A trama se passa em duas cidades encravadas na ilha de Kubanacan. Em Santiago fica a aldeia de pescadores, onde mora a bela Marisol, papel de Danielle Winits, que está morena e com lentes de contato cor de mel. Após a chegada do desmemoriado Esteban, de Marcos Pasquim, o cotidiano do pacato lugar se altera. Ele dá uma surra em Enrico, vivido por Vladimir Brichta, e acaba roubando a namorada do pescador, no caso, a estonteante Marisol. Esteban, porém, não lembra, ou finge não lembrar, do passado. ''É difícil compor um personagem no escuro'', ressalta Pasquim.
Já na capital, La Bendita, o Palácio do Governo Kubanaquense fica no lado rico. É lá onde mora a dupla Humberto Martins e Betty Lago com seus três filhos, papéis de Iran Malfitano, Daniel Del Sarto e Tatyane Fontinhas Goulart. Os corredores palacianos viram palco para as principais tramóias da história, o que vai dividir os personagens entre os que estão do lado do general e os que ficam com a primeira-dama. Do outro lado da cidade fica o cortiço, onde mora o núcleo encabeçado por Nair Bello, que vive Dona Dolores, mãe das personagens de Adriana Esteves e Carolina Ferraz.
''Kubanacan'' dá um salto de 1950 para 1958 logo no segundo capítulo. Há oito anos no poder e acusado de corrupção, o ditador Camacho coloca o filho Carlito, papel de Iran Malfitano, para concorrer à presidência. O problema é que ele é um bon-vivant que vive bêbado. ''As moças da ilha disputam as atenções do único filho do general'', gaba-se o ator. Mas Carlito é rejeitado pelo povo e Camacho convida um advogado de Miami para representar o Governo nas eleições. A surpresa é que o tal homem é um sósia perfeito de Esteban, que a esta altura procura por Marisol na capital, onde ela foi para tentar subir na vida.

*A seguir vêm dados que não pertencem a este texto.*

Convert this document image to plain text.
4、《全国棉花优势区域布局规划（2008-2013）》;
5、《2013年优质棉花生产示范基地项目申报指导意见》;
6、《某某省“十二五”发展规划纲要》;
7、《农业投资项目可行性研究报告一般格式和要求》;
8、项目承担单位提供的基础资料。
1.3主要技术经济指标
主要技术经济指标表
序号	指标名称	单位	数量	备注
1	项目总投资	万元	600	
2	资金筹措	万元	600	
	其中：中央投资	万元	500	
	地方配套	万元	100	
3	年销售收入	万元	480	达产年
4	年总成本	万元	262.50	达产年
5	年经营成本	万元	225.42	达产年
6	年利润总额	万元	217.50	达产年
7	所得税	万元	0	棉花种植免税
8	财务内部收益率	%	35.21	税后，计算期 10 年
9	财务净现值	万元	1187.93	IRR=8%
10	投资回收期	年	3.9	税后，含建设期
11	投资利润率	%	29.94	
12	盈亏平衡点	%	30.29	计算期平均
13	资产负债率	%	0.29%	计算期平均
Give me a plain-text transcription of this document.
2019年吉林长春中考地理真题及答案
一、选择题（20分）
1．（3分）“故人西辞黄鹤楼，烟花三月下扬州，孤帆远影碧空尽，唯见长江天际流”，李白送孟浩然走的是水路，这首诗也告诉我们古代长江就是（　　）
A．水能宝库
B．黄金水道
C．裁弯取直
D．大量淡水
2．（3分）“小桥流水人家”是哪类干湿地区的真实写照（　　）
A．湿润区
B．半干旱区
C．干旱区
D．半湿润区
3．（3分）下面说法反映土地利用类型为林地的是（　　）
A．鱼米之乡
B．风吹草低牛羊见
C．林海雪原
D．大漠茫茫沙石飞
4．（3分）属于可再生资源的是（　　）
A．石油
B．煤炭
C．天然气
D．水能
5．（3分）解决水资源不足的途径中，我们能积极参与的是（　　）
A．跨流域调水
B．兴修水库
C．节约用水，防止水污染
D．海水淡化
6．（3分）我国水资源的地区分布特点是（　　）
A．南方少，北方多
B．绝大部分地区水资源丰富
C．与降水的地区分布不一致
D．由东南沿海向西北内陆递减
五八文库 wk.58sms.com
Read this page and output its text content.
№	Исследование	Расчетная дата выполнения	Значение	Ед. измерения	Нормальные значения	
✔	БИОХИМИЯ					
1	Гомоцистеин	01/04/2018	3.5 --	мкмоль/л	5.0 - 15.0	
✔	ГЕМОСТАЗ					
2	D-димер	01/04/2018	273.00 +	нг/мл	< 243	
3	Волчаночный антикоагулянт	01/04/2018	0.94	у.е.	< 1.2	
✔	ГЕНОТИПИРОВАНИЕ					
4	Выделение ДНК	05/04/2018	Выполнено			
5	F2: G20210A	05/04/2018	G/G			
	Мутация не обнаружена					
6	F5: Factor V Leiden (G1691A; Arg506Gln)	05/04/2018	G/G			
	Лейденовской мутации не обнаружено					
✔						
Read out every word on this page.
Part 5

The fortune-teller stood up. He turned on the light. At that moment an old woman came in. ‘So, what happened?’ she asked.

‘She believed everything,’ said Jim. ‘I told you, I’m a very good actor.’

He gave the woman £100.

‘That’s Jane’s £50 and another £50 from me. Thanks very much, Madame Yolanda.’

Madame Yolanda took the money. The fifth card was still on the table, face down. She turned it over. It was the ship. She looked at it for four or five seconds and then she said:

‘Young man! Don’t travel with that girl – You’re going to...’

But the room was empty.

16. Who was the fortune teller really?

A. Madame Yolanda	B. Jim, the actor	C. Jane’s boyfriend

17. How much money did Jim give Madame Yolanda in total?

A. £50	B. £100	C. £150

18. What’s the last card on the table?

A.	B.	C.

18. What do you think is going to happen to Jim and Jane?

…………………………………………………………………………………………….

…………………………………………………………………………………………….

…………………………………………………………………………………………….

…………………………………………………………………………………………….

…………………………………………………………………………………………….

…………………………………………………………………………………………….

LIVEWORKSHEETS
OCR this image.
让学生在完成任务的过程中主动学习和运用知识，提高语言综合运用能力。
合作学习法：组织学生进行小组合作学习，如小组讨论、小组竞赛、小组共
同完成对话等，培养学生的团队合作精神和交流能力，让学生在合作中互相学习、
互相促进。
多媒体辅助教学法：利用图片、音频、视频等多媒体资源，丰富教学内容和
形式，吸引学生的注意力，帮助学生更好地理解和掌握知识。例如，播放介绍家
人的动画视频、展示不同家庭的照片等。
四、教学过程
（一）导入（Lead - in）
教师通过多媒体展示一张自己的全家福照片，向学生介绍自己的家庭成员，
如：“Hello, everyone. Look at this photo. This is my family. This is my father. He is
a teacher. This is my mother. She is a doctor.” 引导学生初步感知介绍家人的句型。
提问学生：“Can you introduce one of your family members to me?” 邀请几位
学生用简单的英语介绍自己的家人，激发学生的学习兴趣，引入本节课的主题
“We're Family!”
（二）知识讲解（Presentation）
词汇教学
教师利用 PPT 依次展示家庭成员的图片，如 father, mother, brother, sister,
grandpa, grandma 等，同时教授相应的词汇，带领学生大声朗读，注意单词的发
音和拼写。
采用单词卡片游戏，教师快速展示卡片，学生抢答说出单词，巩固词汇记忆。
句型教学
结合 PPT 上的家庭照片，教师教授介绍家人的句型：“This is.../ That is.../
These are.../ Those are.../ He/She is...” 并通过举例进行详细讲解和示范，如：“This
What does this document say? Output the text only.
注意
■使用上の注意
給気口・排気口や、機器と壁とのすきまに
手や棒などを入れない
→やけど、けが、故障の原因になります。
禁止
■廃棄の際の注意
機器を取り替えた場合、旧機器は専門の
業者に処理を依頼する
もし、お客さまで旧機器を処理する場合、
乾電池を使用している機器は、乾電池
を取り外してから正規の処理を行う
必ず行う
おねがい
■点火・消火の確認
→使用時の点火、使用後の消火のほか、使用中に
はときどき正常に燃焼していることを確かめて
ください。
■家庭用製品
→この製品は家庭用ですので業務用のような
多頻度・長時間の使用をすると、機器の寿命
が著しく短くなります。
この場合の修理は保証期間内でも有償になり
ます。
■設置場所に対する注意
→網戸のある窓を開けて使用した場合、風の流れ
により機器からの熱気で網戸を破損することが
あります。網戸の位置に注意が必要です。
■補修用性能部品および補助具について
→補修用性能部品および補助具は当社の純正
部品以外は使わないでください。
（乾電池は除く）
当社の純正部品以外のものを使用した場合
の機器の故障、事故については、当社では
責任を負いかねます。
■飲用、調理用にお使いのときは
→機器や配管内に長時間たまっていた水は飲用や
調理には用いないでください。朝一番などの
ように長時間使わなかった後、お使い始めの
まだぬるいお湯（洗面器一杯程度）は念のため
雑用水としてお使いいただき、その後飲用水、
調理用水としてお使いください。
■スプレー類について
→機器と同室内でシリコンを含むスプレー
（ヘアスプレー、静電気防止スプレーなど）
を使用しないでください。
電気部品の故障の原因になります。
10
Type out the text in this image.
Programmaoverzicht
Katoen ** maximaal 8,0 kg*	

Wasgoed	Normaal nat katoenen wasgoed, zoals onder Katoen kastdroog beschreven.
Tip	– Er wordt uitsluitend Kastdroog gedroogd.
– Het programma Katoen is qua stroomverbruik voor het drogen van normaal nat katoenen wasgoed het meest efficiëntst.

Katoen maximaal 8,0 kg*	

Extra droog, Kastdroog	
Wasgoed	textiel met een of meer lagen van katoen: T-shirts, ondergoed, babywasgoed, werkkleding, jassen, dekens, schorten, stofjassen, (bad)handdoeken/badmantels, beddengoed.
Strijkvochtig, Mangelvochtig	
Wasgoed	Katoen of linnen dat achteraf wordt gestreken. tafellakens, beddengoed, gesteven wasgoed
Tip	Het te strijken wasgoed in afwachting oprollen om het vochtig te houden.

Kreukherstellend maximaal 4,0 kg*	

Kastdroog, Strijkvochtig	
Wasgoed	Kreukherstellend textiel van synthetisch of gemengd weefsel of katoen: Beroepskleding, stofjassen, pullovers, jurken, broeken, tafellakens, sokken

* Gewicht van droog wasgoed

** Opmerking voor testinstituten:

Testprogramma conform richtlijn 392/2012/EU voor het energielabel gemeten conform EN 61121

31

Quem vai destoar do visual moreno de ''Kubanacan'' é Françoise Fourton e Mário Gomes. Os dois vão viver o casal Concheta e Ferdinando, ambos louríssimos. Ele é um político abobalhado e símbolo nacional do bom homem traído, já que a esposa é amante do milionário Augustín, papel de André Mattos. ''A Concheta acha o marido um palerma e vai querer casar com Augustín após entrar para a vida pública'', adianta Françoise. Já Mário Gomes, que atua em novelas de Lombardi desde ''Vereda Tropical'', em 1984, está gostando da nova cor dos cabelos. ''É meu primeiro louro. Espero não chocar o espectador'', brinca o ator. Augustín, aliás, é um dos maiores contrabandistas da ilha e não esquece a primeira-dama Mercedes, seu primeiro amor. ''O Lombardi cruza os núcleos. É melhor do que contracenar a novela inteira com uma só pessoa'', reconhece Betty Lago.